According to WSJ a panel set up to oversee the Treasury Department’s capital purchase program of banks, led by Harvard Law School professor Elizabeth Warren, is expected to release a report Wednesday highly critical of the government’s handling of the bailout.
The report is expected to raise fresh questions about the Treasury’s Troubled Asset Relief Program at a time when many lawmakers expect the current administration to seek access to the second half of the Treasury Department’s $700 billion financial-rescue fund.
The panel’s top official, Harvard Law School professor Elizabeth Warren, is scheduled to describe her findings to the House Financial Services Committee Wednesday. Among other things, a draft of the report posed 10 questions to Treasury, which pressed officials for a clearer strategy, asked whether there is sufficient accountability, and why more hasn’t been done to help prevent foreclosures.
The roughly 30-page report is also expected to press Treasury to describe whether the money used to inject capital into the banking sector is a “giveaway” or a “fair deal,” according to one person familiar with the report.

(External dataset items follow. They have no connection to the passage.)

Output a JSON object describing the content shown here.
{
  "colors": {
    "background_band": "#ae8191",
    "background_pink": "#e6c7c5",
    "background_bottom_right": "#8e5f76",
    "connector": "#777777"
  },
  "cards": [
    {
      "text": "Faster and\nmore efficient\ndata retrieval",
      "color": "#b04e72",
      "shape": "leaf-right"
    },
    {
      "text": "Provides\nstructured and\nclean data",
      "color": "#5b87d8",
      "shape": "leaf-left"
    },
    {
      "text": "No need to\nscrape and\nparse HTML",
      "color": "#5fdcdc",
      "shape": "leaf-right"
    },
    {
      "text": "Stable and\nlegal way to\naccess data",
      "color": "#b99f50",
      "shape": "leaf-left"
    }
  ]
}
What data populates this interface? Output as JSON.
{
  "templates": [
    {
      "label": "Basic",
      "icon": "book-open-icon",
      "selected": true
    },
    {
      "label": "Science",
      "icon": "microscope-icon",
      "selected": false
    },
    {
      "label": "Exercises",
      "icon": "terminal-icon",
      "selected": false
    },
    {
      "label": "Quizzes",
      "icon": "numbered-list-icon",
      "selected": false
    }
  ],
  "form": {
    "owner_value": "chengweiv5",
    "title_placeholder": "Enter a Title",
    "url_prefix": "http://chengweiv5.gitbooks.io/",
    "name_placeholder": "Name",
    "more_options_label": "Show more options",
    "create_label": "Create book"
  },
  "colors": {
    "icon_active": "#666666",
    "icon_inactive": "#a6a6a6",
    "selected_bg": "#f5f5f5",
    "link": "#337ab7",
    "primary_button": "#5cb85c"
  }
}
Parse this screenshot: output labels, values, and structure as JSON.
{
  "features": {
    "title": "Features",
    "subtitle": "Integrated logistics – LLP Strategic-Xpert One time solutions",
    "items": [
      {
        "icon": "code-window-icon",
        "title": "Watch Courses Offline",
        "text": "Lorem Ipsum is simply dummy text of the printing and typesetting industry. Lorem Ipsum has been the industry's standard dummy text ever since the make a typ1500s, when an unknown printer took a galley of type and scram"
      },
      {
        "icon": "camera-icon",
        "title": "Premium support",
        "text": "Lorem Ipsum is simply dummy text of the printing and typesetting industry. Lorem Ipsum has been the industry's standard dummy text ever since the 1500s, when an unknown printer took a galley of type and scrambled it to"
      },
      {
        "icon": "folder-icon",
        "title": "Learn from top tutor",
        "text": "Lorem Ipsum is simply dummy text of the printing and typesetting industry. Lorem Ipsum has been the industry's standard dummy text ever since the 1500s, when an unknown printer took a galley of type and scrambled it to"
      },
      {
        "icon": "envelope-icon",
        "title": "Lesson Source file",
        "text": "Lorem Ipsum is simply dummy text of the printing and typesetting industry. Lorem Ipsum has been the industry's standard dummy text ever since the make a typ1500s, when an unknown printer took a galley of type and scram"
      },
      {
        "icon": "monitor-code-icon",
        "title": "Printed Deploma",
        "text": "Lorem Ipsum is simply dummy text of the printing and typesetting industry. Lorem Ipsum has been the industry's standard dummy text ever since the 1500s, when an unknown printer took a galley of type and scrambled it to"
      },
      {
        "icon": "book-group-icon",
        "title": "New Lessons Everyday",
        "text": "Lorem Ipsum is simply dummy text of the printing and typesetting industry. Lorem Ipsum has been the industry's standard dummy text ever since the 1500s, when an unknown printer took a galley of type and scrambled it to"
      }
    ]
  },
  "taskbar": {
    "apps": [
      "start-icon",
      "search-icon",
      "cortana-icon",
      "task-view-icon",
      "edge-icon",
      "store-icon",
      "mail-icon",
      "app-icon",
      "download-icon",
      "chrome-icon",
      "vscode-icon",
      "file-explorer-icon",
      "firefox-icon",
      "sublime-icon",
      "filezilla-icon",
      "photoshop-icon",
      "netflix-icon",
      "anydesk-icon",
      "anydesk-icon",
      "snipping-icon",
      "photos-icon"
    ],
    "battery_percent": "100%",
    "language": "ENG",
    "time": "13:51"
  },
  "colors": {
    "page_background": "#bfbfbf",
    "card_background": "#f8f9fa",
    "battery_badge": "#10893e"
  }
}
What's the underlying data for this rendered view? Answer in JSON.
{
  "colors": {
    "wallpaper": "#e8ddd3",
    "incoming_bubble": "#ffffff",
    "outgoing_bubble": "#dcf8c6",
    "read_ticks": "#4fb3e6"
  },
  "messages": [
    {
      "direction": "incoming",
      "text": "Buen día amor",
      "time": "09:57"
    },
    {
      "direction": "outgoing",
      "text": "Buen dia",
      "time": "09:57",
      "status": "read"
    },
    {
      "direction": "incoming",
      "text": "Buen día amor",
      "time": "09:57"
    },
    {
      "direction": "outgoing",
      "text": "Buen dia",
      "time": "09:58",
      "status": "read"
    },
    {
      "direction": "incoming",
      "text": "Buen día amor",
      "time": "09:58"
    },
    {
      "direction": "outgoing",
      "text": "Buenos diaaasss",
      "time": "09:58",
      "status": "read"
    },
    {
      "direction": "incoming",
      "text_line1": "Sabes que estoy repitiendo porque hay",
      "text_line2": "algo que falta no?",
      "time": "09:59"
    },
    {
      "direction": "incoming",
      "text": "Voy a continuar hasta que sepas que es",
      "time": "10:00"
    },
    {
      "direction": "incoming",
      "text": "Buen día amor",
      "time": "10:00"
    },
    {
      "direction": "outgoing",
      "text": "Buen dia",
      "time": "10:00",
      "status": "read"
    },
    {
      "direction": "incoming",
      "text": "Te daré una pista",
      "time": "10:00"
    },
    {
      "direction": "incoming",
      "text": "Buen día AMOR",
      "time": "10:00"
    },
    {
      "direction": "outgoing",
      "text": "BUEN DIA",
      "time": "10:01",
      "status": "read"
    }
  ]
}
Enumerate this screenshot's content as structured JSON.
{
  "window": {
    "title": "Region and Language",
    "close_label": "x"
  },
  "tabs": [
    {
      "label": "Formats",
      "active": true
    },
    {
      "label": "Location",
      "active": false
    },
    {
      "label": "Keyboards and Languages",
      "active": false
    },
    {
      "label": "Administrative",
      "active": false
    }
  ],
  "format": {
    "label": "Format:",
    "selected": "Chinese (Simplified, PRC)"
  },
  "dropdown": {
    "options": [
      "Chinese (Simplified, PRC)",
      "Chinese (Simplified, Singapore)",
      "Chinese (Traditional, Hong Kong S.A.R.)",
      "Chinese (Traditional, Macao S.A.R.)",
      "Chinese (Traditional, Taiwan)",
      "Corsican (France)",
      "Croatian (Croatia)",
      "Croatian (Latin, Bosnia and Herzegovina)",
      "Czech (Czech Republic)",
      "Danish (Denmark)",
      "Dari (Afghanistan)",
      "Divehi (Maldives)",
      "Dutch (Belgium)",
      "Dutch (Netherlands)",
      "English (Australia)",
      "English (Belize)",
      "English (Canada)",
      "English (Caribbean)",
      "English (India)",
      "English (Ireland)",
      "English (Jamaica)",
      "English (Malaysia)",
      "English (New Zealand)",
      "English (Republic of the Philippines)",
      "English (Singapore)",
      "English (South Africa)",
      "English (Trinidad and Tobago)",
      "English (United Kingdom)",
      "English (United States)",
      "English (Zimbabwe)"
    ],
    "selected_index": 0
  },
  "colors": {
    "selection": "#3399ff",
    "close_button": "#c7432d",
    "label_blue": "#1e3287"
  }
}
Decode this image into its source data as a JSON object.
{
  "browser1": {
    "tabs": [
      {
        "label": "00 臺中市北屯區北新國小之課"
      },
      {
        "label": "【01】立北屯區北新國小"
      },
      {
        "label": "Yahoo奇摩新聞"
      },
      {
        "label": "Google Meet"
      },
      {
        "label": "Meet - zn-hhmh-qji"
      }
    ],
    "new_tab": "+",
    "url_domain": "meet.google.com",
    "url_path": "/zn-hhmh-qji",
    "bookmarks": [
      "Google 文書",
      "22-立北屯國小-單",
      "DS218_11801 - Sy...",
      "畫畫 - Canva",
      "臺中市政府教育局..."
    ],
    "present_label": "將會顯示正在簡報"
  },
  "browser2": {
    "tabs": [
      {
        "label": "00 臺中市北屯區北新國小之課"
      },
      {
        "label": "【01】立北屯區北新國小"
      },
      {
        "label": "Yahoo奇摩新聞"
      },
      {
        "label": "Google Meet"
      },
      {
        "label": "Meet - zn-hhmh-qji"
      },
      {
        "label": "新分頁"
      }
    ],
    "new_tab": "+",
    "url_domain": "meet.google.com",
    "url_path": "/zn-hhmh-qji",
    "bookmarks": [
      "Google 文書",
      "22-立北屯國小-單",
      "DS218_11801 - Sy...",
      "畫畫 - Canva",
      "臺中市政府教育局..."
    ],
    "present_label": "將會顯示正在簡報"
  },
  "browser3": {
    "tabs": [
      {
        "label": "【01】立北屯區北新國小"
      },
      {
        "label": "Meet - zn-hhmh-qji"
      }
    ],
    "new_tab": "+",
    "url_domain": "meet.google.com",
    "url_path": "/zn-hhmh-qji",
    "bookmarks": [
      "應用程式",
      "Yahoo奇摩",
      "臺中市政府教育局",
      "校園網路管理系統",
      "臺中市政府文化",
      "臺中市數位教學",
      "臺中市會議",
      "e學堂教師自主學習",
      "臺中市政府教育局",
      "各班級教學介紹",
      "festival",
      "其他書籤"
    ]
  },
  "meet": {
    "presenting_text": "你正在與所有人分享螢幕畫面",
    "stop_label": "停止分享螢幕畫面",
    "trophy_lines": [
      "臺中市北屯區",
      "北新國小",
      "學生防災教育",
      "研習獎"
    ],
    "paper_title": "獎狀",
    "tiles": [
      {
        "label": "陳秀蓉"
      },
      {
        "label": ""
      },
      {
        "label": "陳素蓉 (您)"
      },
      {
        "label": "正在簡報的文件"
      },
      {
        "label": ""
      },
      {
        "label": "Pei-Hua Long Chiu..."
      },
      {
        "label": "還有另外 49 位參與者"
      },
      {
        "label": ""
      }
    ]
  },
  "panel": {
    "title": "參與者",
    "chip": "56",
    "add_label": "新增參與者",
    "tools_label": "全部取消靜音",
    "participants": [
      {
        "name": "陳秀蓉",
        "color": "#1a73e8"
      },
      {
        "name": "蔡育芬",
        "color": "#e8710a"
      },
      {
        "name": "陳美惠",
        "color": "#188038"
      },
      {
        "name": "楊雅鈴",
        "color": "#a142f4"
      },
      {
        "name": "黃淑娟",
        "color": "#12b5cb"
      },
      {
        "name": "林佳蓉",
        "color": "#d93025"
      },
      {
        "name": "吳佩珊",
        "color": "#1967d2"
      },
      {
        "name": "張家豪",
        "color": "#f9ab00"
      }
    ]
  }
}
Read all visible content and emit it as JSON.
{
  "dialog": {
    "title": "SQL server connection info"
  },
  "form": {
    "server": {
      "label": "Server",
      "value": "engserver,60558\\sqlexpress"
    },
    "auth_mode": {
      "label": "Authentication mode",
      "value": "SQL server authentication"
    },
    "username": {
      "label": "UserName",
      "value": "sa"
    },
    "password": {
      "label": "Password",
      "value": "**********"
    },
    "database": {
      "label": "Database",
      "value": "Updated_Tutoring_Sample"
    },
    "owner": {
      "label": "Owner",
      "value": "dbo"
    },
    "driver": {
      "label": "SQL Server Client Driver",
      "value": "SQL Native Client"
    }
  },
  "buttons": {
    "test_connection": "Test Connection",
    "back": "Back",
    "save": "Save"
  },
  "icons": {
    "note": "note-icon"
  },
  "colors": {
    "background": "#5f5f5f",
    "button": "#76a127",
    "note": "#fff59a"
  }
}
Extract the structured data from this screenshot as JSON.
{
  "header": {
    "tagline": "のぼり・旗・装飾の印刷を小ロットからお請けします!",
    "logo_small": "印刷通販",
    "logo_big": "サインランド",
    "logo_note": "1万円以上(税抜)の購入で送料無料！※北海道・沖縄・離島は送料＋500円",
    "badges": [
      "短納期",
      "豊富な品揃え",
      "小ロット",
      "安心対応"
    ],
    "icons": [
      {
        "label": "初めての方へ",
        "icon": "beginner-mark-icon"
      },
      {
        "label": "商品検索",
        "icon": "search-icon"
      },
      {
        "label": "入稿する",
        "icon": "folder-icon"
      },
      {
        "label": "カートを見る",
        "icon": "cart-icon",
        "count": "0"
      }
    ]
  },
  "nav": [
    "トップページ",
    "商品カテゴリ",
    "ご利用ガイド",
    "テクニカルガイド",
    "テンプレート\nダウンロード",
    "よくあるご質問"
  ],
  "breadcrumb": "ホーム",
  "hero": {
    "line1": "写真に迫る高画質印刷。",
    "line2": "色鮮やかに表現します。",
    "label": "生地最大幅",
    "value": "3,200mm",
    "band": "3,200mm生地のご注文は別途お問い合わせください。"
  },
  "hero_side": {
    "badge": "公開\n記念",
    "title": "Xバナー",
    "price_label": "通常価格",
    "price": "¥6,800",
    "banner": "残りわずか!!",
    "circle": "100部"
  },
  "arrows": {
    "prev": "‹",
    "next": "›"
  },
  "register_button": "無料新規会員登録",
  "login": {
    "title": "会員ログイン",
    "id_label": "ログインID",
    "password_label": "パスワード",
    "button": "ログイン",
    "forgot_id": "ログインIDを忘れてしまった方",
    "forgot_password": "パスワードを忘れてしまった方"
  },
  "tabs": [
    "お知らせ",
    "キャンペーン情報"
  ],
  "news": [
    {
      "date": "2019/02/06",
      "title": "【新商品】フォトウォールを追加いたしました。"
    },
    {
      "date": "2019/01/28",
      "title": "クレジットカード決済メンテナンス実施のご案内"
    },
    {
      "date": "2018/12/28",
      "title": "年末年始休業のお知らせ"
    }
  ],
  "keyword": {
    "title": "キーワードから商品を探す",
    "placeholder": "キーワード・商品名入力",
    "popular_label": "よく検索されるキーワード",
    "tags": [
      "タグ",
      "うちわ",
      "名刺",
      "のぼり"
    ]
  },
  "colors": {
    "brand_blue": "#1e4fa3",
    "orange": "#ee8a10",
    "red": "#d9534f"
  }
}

When the Treasury unveiled its plan in October to buy stakes in banks, the move was heralded as a potential savior for the bleeding banks and financial firms. Now however, critics of the proposal are growing by the day and the use of bailout funds has come under intense scrutiny. Banks that have been approved for TARP cash seem to intend on using the capital for loans as well as acquisitions. In other words, there is capital hoarding as oppose to lending. Yet, the TARP’s purpose was strictly based on re-lending.